PeerB's insight (inbox 000486):

"T033 validation gap reveals pattern — marking tasks 'complete' based on unit tests alone creates false confidence; E2E evidence essential for real completion"

Validation:

  • Unit tests: 57/57 passing
  • E2E test: FAILED — system non-functional

This gap would have reached production without E2E validation, causing:

  1. Silent data loss (metrics accepted but not stored)
  2. Debugging nightmare (HTTP 204 suggests success)
  3. Loss of confidence in observability stack

Recommendations

Immediate Actions (Required for T033 completion)

  1. Fix Integration Bug (New task: T033.S7 or T037)
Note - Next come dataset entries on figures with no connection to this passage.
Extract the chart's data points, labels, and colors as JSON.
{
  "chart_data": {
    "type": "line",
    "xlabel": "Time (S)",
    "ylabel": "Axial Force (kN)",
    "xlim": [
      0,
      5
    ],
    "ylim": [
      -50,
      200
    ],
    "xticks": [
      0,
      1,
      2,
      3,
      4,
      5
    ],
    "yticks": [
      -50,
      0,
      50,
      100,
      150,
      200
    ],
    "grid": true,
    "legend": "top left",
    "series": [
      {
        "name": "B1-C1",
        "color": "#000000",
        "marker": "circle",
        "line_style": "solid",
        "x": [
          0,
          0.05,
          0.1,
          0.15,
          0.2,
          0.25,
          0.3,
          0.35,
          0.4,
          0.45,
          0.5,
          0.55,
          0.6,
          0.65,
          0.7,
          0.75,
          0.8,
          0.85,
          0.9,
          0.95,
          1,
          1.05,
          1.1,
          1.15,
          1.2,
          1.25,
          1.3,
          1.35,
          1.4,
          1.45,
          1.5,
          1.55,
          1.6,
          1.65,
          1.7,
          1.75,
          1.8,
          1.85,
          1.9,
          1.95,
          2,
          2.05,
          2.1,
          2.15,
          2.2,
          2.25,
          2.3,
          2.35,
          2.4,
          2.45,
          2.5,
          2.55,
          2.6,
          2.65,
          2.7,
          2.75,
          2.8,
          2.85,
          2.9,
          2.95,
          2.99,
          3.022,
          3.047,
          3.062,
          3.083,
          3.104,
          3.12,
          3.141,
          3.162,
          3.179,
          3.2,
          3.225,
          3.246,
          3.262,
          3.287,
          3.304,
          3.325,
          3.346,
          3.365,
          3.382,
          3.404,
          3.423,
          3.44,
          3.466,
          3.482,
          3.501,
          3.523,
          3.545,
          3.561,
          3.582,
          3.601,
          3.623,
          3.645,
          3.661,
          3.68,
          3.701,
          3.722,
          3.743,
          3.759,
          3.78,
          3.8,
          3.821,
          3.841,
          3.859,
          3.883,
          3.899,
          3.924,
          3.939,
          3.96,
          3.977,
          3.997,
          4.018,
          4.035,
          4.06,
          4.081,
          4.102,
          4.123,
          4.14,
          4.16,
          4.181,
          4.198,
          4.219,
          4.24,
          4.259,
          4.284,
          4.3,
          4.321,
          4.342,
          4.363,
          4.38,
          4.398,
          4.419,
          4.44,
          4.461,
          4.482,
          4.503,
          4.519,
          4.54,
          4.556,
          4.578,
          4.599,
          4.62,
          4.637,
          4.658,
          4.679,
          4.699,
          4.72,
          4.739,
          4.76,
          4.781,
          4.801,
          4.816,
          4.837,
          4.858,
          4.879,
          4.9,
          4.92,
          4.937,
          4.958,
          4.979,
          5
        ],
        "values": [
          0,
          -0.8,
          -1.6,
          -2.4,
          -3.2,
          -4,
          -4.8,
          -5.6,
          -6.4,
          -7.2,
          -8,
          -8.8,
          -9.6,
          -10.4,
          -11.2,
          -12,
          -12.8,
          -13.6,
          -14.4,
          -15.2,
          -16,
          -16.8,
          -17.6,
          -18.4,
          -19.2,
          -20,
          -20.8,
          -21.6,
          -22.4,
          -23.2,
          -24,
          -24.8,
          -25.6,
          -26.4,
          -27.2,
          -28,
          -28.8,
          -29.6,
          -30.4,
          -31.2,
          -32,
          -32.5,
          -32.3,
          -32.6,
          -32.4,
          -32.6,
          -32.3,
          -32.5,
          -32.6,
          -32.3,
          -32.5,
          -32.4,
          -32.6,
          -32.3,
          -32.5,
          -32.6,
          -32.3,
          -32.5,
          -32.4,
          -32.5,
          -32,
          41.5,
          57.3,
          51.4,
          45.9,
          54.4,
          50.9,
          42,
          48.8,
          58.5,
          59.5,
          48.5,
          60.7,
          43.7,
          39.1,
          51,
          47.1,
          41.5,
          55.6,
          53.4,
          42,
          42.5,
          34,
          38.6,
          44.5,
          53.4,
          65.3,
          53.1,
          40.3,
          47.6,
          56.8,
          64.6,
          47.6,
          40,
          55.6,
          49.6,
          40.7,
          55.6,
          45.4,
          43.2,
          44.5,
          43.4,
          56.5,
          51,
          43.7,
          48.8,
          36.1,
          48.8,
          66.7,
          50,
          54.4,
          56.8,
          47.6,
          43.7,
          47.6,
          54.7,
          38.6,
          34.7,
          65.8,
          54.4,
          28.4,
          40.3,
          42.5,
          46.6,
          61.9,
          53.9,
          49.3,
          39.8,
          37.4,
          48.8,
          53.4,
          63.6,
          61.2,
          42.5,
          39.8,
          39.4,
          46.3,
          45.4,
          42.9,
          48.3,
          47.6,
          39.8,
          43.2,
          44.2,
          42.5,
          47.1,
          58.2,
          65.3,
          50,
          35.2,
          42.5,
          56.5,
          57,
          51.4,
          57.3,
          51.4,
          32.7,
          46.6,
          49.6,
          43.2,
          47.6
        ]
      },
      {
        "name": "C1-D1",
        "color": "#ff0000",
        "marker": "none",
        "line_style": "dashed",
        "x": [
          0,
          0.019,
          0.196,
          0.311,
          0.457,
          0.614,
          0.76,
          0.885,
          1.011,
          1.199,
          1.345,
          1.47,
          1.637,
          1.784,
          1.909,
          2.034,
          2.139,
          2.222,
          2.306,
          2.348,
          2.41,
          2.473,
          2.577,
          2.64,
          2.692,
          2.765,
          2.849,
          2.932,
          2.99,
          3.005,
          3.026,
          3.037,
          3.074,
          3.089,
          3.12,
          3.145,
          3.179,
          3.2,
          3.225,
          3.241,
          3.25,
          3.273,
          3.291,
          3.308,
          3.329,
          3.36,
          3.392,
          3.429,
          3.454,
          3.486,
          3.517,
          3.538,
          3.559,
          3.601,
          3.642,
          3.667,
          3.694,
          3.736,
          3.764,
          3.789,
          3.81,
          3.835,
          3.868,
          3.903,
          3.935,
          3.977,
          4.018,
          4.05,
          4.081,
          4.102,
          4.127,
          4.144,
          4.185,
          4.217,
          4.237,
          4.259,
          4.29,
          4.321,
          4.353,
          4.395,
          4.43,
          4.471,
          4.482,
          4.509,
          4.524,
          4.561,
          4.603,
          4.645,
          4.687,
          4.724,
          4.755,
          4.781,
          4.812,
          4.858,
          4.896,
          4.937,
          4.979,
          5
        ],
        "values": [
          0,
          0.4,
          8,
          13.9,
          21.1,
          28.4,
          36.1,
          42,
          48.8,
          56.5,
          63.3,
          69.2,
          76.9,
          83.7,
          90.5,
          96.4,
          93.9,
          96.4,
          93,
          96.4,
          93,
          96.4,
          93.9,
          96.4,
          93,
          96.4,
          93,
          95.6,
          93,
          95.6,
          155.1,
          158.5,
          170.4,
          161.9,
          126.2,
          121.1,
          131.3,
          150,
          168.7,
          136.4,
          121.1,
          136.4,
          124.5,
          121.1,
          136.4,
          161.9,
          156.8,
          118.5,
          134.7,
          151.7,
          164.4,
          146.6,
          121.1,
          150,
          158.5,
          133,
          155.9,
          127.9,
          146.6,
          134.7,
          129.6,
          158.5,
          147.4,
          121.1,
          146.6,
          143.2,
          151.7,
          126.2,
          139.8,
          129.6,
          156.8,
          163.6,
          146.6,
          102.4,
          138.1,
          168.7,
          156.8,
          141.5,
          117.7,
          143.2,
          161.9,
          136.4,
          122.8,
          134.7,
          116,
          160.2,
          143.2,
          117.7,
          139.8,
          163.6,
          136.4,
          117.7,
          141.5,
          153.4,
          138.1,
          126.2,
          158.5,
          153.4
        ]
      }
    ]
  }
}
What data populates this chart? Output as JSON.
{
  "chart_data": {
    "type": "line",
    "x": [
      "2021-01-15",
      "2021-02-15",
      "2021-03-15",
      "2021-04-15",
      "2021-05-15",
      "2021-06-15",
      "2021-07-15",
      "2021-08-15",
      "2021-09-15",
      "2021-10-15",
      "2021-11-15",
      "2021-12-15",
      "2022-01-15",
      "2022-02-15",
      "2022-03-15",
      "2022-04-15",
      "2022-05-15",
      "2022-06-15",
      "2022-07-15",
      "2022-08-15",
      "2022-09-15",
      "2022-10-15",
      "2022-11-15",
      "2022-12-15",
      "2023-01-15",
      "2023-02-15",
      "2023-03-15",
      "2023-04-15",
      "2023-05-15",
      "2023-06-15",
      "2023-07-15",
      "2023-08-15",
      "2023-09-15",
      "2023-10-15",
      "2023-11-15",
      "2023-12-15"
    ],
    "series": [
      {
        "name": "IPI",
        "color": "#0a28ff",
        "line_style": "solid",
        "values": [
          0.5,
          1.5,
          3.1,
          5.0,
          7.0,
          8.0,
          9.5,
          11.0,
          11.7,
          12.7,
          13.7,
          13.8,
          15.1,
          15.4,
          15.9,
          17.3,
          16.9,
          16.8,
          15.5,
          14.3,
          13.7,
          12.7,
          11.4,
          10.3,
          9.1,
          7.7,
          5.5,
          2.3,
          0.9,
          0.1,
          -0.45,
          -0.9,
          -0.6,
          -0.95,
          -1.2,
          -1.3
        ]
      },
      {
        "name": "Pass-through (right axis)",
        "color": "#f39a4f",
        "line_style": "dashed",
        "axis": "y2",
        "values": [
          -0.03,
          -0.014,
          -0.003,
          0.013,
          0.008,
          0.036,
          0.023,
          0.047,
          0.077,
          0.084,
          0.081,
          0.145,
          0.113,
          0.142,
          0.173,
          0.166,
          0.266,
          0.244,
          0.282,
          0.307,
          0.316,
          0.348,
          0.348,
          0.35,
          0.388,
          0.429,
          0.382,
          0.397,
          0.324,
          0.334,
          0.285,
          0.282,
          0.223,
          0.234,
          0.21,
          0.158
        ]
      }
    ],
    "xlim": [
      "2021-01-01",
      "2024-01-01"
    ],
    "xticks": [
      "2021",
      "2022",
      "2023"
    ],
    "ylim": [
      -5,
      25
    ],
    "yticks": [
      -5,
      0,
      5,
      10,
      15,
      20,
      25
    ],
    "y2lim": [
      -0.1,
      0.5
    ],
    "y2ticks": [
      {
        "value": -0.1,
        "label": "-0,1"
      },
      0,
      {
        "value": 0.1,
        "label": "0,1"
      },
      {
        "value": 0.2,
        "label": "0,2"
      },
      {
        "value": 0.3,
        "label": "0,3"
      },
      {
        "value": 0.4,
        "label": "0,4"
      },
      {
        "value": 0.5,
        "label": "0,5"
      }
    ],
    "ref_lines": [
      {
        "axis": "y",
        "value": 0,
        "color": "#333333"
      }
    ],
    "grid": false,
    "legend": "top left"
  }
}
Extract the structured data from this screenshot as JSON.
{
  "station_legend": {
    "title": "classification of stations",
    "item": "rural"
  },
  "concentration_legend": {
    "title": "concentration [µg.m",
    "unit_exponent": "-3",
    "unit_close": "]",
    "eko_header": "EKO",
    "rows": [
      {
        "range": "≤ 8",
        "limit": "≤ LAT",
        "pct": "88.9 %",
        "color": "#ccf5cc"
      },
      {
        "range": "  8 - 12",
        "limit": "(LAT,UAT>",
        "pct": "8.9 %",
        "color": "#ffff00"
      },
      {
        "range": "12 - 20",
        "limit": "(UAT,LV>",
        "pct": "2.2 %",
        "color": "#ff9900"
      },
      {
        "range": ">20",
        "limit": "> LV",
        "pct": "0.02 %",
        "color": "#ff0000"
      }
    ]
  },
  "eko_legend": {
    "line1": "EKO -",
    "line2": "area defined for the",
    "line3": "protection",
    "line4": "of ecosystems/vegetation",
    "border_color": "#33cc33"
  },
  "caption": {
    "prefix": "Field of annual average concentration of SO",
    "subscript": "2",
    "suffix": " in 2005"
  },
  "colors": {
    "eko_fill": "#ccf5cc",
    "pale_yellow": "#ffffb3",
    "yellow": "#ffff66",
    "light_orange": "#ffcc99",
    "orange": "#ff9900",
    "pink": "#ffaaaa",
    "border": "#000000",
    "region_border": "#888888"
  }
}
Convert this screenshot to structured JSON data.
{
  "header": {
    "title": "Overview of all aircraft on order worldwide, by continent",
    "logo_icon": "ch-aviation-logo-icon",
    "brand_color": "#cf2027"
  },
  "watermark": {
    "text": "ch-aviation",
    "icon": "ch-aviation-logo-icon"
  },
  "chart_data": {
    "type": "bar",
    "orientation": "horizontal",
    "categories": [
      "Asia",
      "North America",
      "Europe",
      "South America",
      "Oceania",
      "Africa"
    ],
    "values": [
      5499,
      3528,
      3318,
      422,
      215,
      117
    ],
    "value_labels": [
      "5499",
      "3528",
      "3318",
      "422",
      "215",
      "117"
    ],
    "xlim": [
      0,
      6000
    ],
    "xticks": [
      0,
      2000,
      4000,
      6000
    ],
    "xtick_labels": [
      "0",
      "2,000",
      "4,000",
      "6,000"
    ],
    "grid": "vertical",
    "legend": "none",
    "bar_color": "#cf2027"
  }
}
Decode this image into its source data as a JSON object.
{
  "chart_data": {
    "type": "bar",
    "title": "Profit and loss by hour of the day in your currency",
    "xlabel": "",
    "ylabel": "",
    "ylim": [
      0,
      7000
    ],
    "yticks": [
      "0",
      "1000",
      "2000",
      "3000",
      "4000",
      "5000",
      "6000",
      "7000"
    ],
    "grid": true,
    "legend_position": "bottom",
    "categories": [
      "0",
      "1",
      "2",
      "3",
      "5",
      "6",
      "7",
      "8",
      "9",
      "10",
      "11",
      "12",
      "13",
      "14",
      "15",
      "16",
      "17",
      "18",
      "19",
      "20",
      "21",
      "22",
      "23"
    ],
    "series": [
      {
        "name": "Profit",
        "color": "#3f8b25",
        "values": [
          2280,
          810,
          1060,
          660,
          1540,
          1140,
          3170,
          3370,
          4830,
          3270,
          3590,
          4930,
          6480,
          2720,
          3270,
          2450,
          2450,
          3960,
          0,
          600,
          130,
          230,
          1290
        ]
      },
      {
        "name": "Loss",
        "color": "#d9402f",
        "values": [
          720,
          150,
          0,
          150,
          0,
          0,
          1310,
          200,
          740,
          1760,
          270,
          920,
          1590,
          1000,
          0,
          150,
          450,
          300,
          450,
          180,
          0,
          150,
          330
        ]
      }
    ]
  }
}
    • Share storage between IngestionService and QueryService
    • Options:
      • A) Pass shared Arc<RwLock<QueryableStorage>> to both services
      • B) Implement background flush from WriteBuffer → QueryableStorage
      • C) Unified storage layer abstraction
  2. Add Integration Test

    • Test: test_ingestion_query_roundtrip()
    • Flow: POST /api/v1/write → GET /api/v1/query
    • Verify: Pushed data is queryable
  3. Update T033 Evidence

    • Document bug found during E2E validation
    • Add this report to evidence section
    • Mark T033 as "needs-fix" (not complete)

Strategic Actions

  1. Establish E2E Validation as Gate

    • No task marked "complete" without E2E evidence
    • Unit tests necessary but not sufficient
    • Follow T029 evidence standard
  2. Update POR.md

    • MVP-Alpha: 11/12 (Nightlight non-functional)
    • Add validation phase to task lifecycle

Evidence Files

This validation produced the following artifacts:

  1. This Report: docs/por/T033-nightlight/E2E_VALIDATION.md
  2. Server Logs: Nightlight startup + ingestion success + query failure
  3. Test Commands: Documented curl/cargo commands for reproduction
  4. Root Cause: Architecture analysis (ingestion.rs + query.rs + main.rs)

Validation Outcome

Status: INCOMPLETE Reason: Critical integration bug blocks E2E validation completion Next: Fix ingestion→query integration, then re-run validation

Time Investment:

  • E2E Validation: 1.5 hours
  • Bug Discovery: 45 minutes
  • Root Cause Analysis: 30 minutes
  • Documentation: 15 minutes

ROI: CRITICAL — Prevented production deployment of non-functional system


Conclusion: E2E validation is not optional. This finding demonstrates the value of real-world testing beyond unit tests. T033 cannot be marked "complete" until the integration bug is fixed and E2E validation passes.